If injury or death results to an employee through the deliberate intention of his or her employer to produce such injury or death, the employee or the employee's dependent as herein defined shall receive the amount provided in this chapter in a lump sum to be used, if desired, to prosecute the employer. The dependents may bring suit against the employer for any amount they desire. If injury or death results to an employee through the deliberate intention of his or her employer to produce such injury or death, the employee or the employee's dependents may take under this chapter, or in lieu thereof, have a cause of action at law against the employer as if this chapter had not been passed, for such damage so sustained by the employee, his dependents or personal representatives as is recoverable at law. If a suit is brought under this subsection, all right to compensation under this chapter shall thereby be waived as to all persons. If a claim is made for the payment of compensation or any other benefit provided by this chapter, all rights to sue the employer for damages on account of such injury or death shall be waived as to all persons.

          The above-cited statute pertains to an action where the employer has intentionally caused the injury or death of the employee.  A review of the suit filed in Hardin Circuit Court filed in the record, does not allege Gates deliberately intended to produce Bryan’s death or injury.  Thus, KRS 342.610(4) is inapplicable to the case sub judice.

          Addressing Gates’ argument that the appeal should be denied because the appeal brief did not comply with the regulations, we note a previous order was entered accepting the brief as filed.
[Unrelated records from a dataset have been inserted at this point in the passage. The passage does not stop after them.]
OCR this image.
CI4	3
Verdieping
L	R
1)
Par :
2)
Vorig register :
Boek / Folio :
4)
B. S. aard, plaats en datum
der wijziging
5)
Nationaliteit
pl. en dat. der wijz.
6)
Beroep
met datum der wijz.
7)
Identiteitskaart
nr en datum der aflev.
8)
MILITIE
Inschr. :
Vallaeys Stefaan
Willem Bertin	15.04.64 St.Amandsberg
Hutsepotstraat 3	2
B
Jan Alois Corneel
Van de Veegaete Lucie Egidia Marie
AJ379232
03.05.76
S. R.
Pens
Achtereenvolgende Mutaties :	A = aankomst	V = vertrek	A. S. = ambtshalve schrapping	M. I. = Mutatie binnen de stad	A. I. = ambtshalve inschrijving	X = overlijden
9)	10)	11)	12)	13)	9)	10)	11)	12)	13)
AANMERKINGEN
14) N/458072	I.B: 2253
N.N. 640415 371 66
We will not disturb that order. 

          Accordingly, the November 2, 2016, and February 1, 2017, Orders, dismissing the claim for occupational diseases except for asbestos-related disease as being barred by the statute of limitations is AFFIRMED.  The dismissal of the claim for asbestos-related occupational disease is also AFFIRMED.  However, those portions of the Orders dismissing the claim for asbestos-related disease based on the statute of limitations and KRS 342.610(4) are VACATED.  This claim is REMANDED for entry of an order dismissing the claim for the asbestos-related occupational disease without prejudice.  We emphasize that should Bryan re-file a claim for asbestos-related occupational disease, all defenses are still available to Gates and Zurich in resisting the claim.

          ALL CONCUR.

COUNSEL FOR PETITIONER:

HON JAMES A MAPLES

420 GEORGIA LN

ELIZABETHTOWN KY 42701

COUNSEL FOR RESPONDENT:

HON JOEL AUBREY

303 N HURSTBOURNE PKWY STE 110
LOUISVILLE KY 40222

ADMINISTRATIVE LAW JUDGE:

HON TANYA PULLIN

657 CHAMBERLIN AVE

FRANKFORT KY 40601

 

 



[1] Based on a note filed in the record on July 25, 2016, by Bryan’s widow, her name is misspelled by Bryan’s attorney in all pleadings upon which her name appears.
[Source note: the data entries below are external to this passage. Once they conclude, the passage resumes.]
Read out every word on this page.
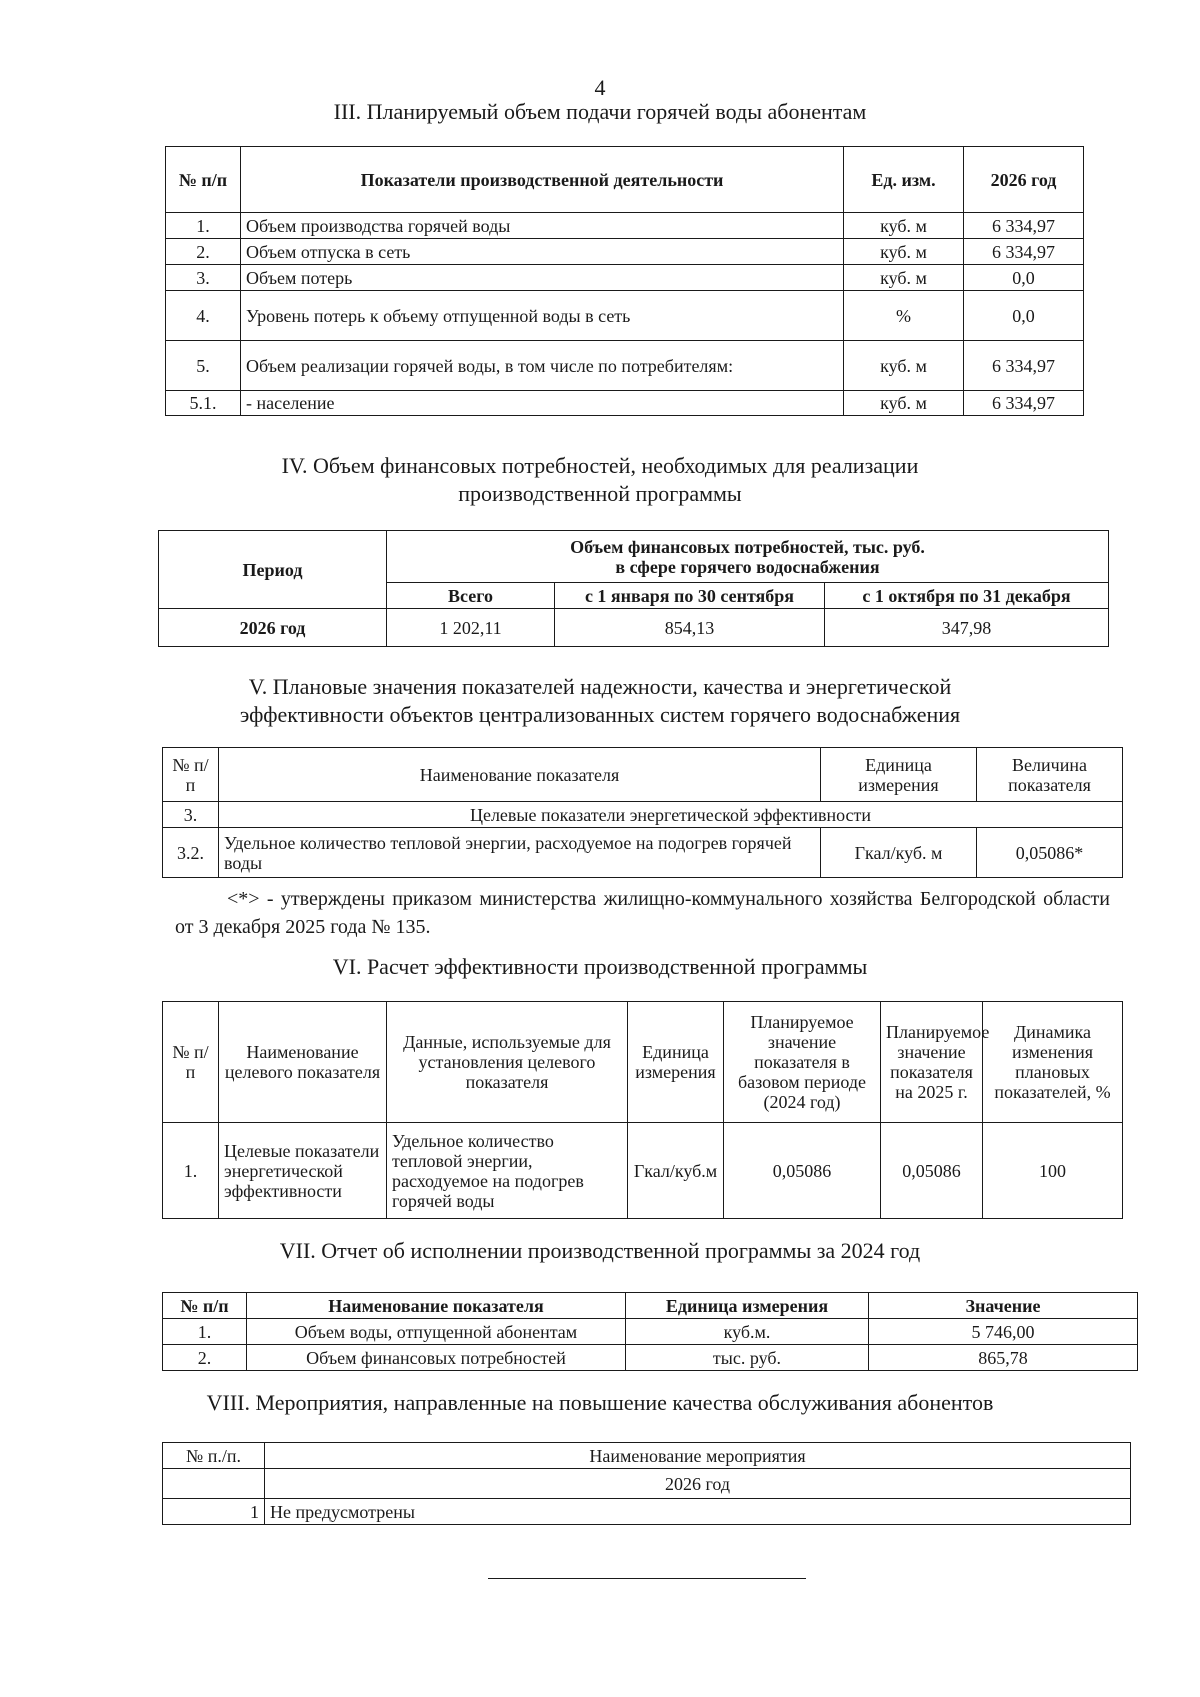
4
III. Планируемый объем подачи горячей воды абонентам
№ п/п	Показатели производственной деятельности	Ед. изм.	2026 год
1.	Объем производства горячей воды	куб. м	6 334,97
2.	Объем отпуска в сеть	куб. м	6 334,97
3.	Объем потерь	куб. м	0,0
4.	Уровень потерь к объему отпущенной воды в сеть	%	0,0
5.	Объем реализации горячей воды, в том числе по потребителям:	куб. м	6 334,97
5.1.	- население	куб. м	6 334,97
IV. Объем финансовых потребностей, необходимых для реализации
производственной программы
Период	Объем финансовых потребностей, тыс. руб.
в сфере горячего водоснабжения		

	Всего	с 1 января по 30 сентября	с 1 октября по 31 декабря
2026 год	1 202,11	854,13	347,98
V. Плановые значения показателей надежности, качества и энергетической
эффективности объектов централизованных систем горячего водоснабжения
№ п/п	Наименование показателя	Единица измерения	Величина показателя
3.	Целевые показатели энергетической эффективности		
3.2.	Удельное количество тепловой энергии, расходуемое на подогрев горячей воды	Гкал/куб. м	0,05086*
<*> - утверждены приказом министерства жилищно-коммунального хозяйства Белгородской области от 3 декабря 2025 года № 135.
VI. Расчет эффективности производственной программы
№ п/п	Наименование целевого показателя	Данные, используемые для установления целевого показателя	Единица измерения	Планируемое значение показателя в базовом периоде (2024 год)	Планируемое значение показателя на 2025 г.	Динамика изменения плановых показателей, %
1.	Целевые показатели энергетической эффективности	Удельное количество тепловой энергии, расходуемое на подогрев горячей воды	Гкал/куб.м	0,05086	0,05086	100
VII. Отчет об исполнении производственной программы за 2024 год
№ п/п	Наименование показателя	Единица измерения	Значение
1.	Объем воды, отпущенной абонентам	куб.м.	5 746,00
2.	Объем финансовых потребностей	тыс. руб.	865,78
VIII. Мероприятия, направленные на повышение качества обслуживания абонентов
№ п./п.	Наименование мероприятия
	2026 год
1	Не предусмотрены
[2] Although the Notice of Appeal and briefs of both parties state the party appealing is Billy Joe Bryan (by his wife Velma Darlene Bryan), the Form 102 OD was filed in the name of Billy Joe Bryan, and his wife was never designated or listed as a party in the proceedings before the ALJ.

[3] The May 1, 2001, office note consists of one page.

[4] Zurich secured its own counsel.

 

 

 

 

[5] We note that radiation disease has not been pled in the action and we will not address the statute of limitations relating to a claim for that condition.

 

 

 

 

[6] We note the second page of the May 1, 2001, office note under the heading Assessment Plan was “pulmonary fibrosis of unknown etiology with hypoxemia will proceed with biopsy.”